If you are tired of watching “cognitive” programs die in briefs instead of becoming something crews can actually fight with, this guide is written for you. Electronic Warfare is already littered with “cognitive” science projects. Teams are flying adaptive jammers and sensors, turning on in‑mission learning, and filling racks with IQ. Then everything dies at the same place: nobody can take that data and, without excuses, answer the only questions that matter to an operator and to test. What did you see? What did you actually do on the RF chain? What did it do to the threat and the mission? If you cannot show that from hard evidence, your Cognitive Electronic Warfare is just a demo with a good story.
This guide, The Evidence Backbone for Cognitive Electronic Warfare, was developed for Ampex Data Systems by our lead Electronic Warfare and Intelligence, Surveillance, and Reconnaissance subject matter expert, James Spriet. It is for the people who have to live with this reality: systems engineers, architects, Electronic Warfare and ISR leads, test organizations, and program offices who are being told to “make it cognitive” and still sign for safety and performance.

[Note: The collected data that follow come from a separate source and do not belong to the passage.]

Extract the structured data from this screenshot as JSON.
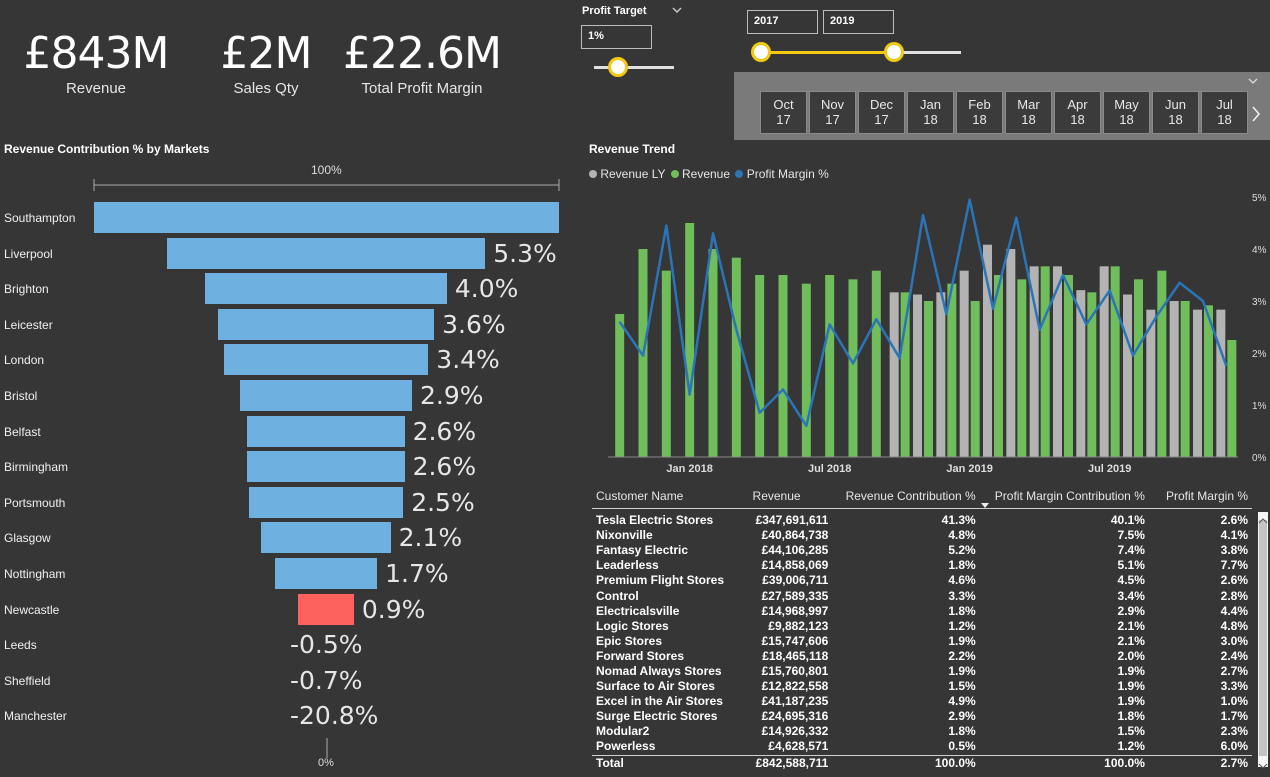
{
  "kpis": [
    {
      "value": "£843M",
      "label": "Revenue"
    },
    {
      "value": "£2M",
      "label": "Sales Qty"
    },
    {
      "value": "£22.6M",
      "label": "Total Profit Margin"
    }
  ],
  "profit_target": {
    "title": "Profit Target",
    "value": "1%",
    "slider_level": 0.4
  },
  "year_range": {
    "from": "2017",
    "to": "2019"
  },
  "months": [
    {
      "m": "Oct",
      "y": "17"
    },
    {
      "m": "Nov",
      "y": "17"
    },
    {
      "m": "Dec",
      "y": "17"
    },
    {
      "m": "Jan",
      "y": "18"
    },
    {
      "m": "Feb",
      "y": "18"
    },
    {
      "m": "Mar",
      "y": "18"
    },
    {
      "m": "Apr",
      "y": "18"
    },
    {
      "m": "May",
      "y": "18"
    },
    {
      "m": "Jun",
      "y": "18"
    },
    {
      "m": "Jul",
      "y": "18"
    }
  ],
  "icons": {
    "chevron_down": "chevron-down-icon",
    "chevron_right": "chevron-right-icon",
    "sort_down": "sort-down-icon"
  },
  "funnel": {
    "title": "Revenue Contribution % by Markets",
    "top_label": "100%",
    "bottom_label": "0%",
    "colors": {
      "bar": "#6eb1e1",
      "negative_highlight": "#fd625e"
    },
    "markets": [
      {
        "name": "Southampton",
        "value": null,
        "label": "",
        "rel": 1.0
      },
      {
        "name": "Liverpool",
        "value": 5.3,
        "label": "5.3%",
        "rel": 0.685
      },
      {
        "name": "Brighton",
        "value": 4.0,
        "label": "4.0%",
        "rel": 0.52
      },
      {
        "name": "Leicester",
        "value": 3.6,
        "label": "3.6%",
        "rel": 0.465
      },
      {
        "name": "London",
        "value": 3.4,
        "label": "3.4%",
        "rel": 0.44
      },
      {
        "name": "Bristol",
        "value": 2.9,
        "label": "2.9%",
        "rel": 0.37
      },
      {
        "name": "Belfast",
        "value": 2.6,
        "label": "2.6%",
        "rel": 0.338
      },
      {
        "name": "Birmingham",
        "value": 2.6,
        "label": "2.6%",
        "rel": 0.338
      },
      {
        "name": "Portsmouth",
        "value": 2.5,
        "label": "2.5%",
        "rel": 0.332
      },
      {
        "name": "Glasgow",
        "value": 2.1,
        "label": "2.1%",
        "rel": 0.278
      },
      {
        "name": "Nottingham",
        "value": 1.7,
        "label": "1.7%",
        "rel": 0.22
      },
      {
        "name": "Newcastle",
        "value": 0.9,
        "label": "0.9%",
        "rel": 0.12,
        "highlight": true
      },
      {
        "name": "Leeds",
        "value": -0.5,
        "label": "-0.5%",
        "rel": 0
      },
      {
        "name": "Sheffield",
        "value": -0.7,
        "label": "-0.7%",
        "rel": 0
      },
      {
        "name": "Manchester",
        "value": -20.8,
        "label": "-20.8%",
        "rel": 0
      }
    ]
  },
  "chart_data": {
    "type": "bar",
    "title": "Revenue Trend",
    "legend": [
      "Revenue LY",
      "Revenue",
      "Profit Margin %"
    ],
    "legend_position": "top-left",
    "colors": {
      "revenue_ly": "#b3b3b3",
      "revenue": "#6fbe5b",
      "profit_margin": "#2a75b8"
    },
    "x_tick_labels": [
      "Jan 2018",
      "Jul 2018",
      "Jan 2019",
      "Jul 2019"
    ],
    "x_tick_index": [
      3,
      9,
      15,
      21
    ],
    "y2_ticks": [
      "0%",
      "1%",
      "2%",
      "3%",
      "4%",
      "5%"
    ],
    "y2_range": [
      0,
      5
    ],
    "months": [
      "Oct 2017",
      "Nov 2017",
      "Dec 2017",
      "Jan 2018",
      "Feb 2018",
      "Mar 2018",
      "Apr 2018",
      "May 2018",
      "Jun 2018",
      "Jul 2018",
      "Aug 2018",
      "Sep 2018",
      "Oct 2018",
      "Nov 2018",
      "Dec 2018",
      "Jan 2019",
      "Feb 2019",
      "Mar 2019",
      "Apr 2019",
      "May 2019",
      "Jun 2019",
      "Jul 2019",
      "Aug 2019",
      "Sep 2019",
      "Oct 2019",
      "Nov 2019",
      "Dec 2019"
    ],
    "revenue_ly": [
      null,
      null,
      null,
      null,
      null,
      null,
      null,
      null,
      null,
      null,
      null,
      null,
      38,
      37.5,
      38,
      43,
      49,
      48,
      44,
      44,
      38.5,
      44,
      37.5,
      34,
      36,
      34,
      34
    ],
    "revenue": [
      33,
      48,
      43,
      54,
      48,
      46,
      42,
      42,
      40,
      42,
      41,
      43,
      38,
      36,
      40,
      36,
      42,
      41,
      44,
      42,
      38,
      44,
      41,
      43,
      36,
      35,
      27
    ],
    "profit_margin_pct": [
      2.6,
      1.95,
      4.45,
      1.2,
      4.3,
      2.45,
      0.85,
      1.3,
      0.6,
      2.55,
      1.8,
      2.65,
      1.9,
      4.65,
      2.75,
      4.95,
      2.85,
      4.6,
      2.45,
      3.5,
      2.55,
      3.2,
      1.95,
      2.7,
      3.35,
      3.0,
      1.75
    ]
  },
  "table": {
    "columns": [
      "Customer Name",
      "Revenue",
      "Revenue Contribution %",
      "Profit Margin Contribution %",
      "Profit Margin %"
    ],
    "rows": [
      [
        "Tesla Electric Stores",
        "£347,691,611",
        "41.3%",
        "40.1%",
        "2.6%"
      ],
      [
        "Nixonville",
        "£40,864,738",
        "4.8%",
        "7.5%",
        "4.1%"
      ],
      [
        "Fantasy Electric",
        "£44,106,285",
        "5.2%",
        "7.4%",
        "3.8%"
      ],
      [
        "Leaderless",
        "£14,858,069",
        "1.8%",
        "5.1%",
        "7.7%"
      ],
      [
        "Premium Flight Stores",
        "£39,006,711",
        "4.6%",
        "4.5%",
        "2.6%"
      ],
      [
        "Control",
        "£27,589,335",
        "3.3%",
        "3.4%",
        "2.8%"
      ],
      [
        "Electricalsville",
        "£14,968,997",
        "1.8%",
        "2.9%",
        "4.4%"
      ],
      [
        "Logic Stores",
        "£9,882,123",
        "1.2%",
        "2.1%",
        "4.8%"
      ],
      [
        "Epic Stores",
        "£15,747,606",
        "1.9%",
        "2.1%",
        "3.0%"
      ],
      [
        "Forward Stores",
        "£18,465,118",
        "2.2%",
        "2.0%",
        "2.4%"
      ],
      [
        "Nomad Always Stores",
        "£15,760,801",
        "1.9%",
        "1.9%",
        "2.7%"
      ],
      [
        "Surface to Air Stores",
        "£12,822,558",
        "1.5%",
        "1.9%",
        "3.3%"
      ],
      [
        "Excel in the Air Stores",
        "£41,187,235",
        "4.9%",
        "1.9%",
        "1.0%"
      ],
      [
        "Surge Electric Stores",
        "£24,695,316",
        "2.9%",
        "1.8%",
        "1.7%"
      ],
      [
        "Modular2",
        "£14,926,332",
        "1.8%",
        "1.5%",
        "2.3%"
      ],
      [
        "Powerless",
        "£4,628,571",
        "0.5%",
        "1.2%",
        "6.0%"
      ]
    ],
    "total": [
      "Total",
      "£842,588,711",
      "100.0%",
      "100.0%",
      "2.7%"
    ]
  }
}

Its intent is simple. It defines the evidence backbone a cognitive system must have if you expect anyone serious to trust it. Time has to stay honest, even when it breaks. Executed state has to be captured where the RF actually happens. Loss and contention have to be explicit. Evidence that touches learning has to be either admissible or dropped. Every sortie’s data has to be bound to the real configuration and calibration, not whatever was in a slide deck.

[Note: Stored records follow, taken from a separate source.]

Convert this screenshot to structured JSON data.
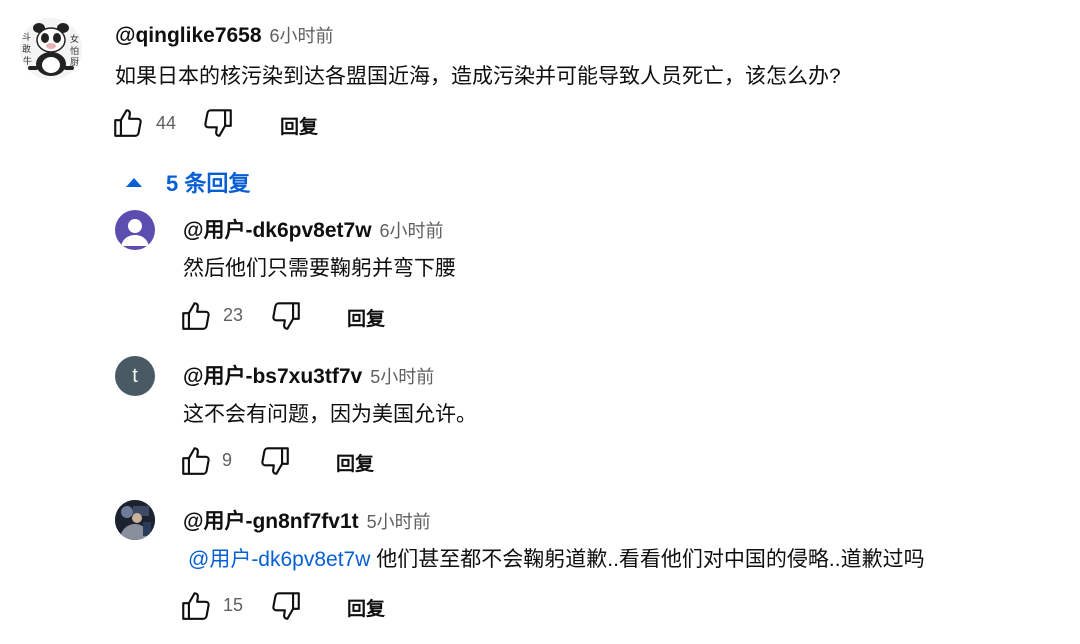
{
  "main_comment": {
    "handle": "@qinglike7658",
    "time": "6小时前",
    "text": "如果日本的核污染到达各盟国近海，造成污染并可能导致人员死亡，该怎么办?",
    "likes": "44",
    "reply_label": "回复",
    "avatar_icon": "panda-cow-avatar",
    "avatar_chars": [
      "敢",
      "牛",
      "怕",
      "厨",
      "女",
      "斗"
    ]
  },
  "replies_toggle": {
    "label": "5 条回复",
    "icon": "caret-up-icon",
    "color": "#065fd4"
  },
  "replies": [
    {
      "handle": "@用户-dk6pv8et7w",
      "time": "6小时前",
      "mention": "",
      "text": "然后他们只需要鞠躬并弯下腰",
      "likes": "23",
      "reply_label": "回复",
      "avatar_icon": "person-placeholder-avatar",
      "avatar_color": "#5c4db1"
    },
    {
      "handle": "@用户-bs7xu3tf7v",
      "time": "5小时前",
      "mention": "",
      "text": "这不会有问题，因为美国允许。",
      "likes": "9",
      "reply_label": "回复",
      "avatar_icon": "letter-avatar",
      "avatar_letter": "t",
      "avatar_color": "#4a5a64"
    },
    {
      "handle": "@用户-gn8nf7fv1t",
      "time": "5小时前",
      "mention": "@用户-dk6pv8et7w",
      "text": "他们甚至都不会鞠躬道歉..看看他们对中国的侵略..道歉过吗",
      "likes": "15",
      "reply_label": "回复",
      "avatar_icon": "photo-avatar"
    }
  ]
}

Ampex Data Systems sits directly in that problem. We do not design your concepts of operation. We build the recorders and data systems that can act as the Truth Spine for Cognitive Electronic Warfare and ISR: high‑rate capture at real platform scale, time integrity that survives abuse, executed‑state and loss accounting that do not disappear under load, and manifests that let a third party reconstruct belief, decision, action, and effect from evidence instead of guesses. If you are planning Independent Research and Development or architecting a “cognitive” system, this is the bar. If your data path and recorder cannot meet it, the system will not be trusted when it counts.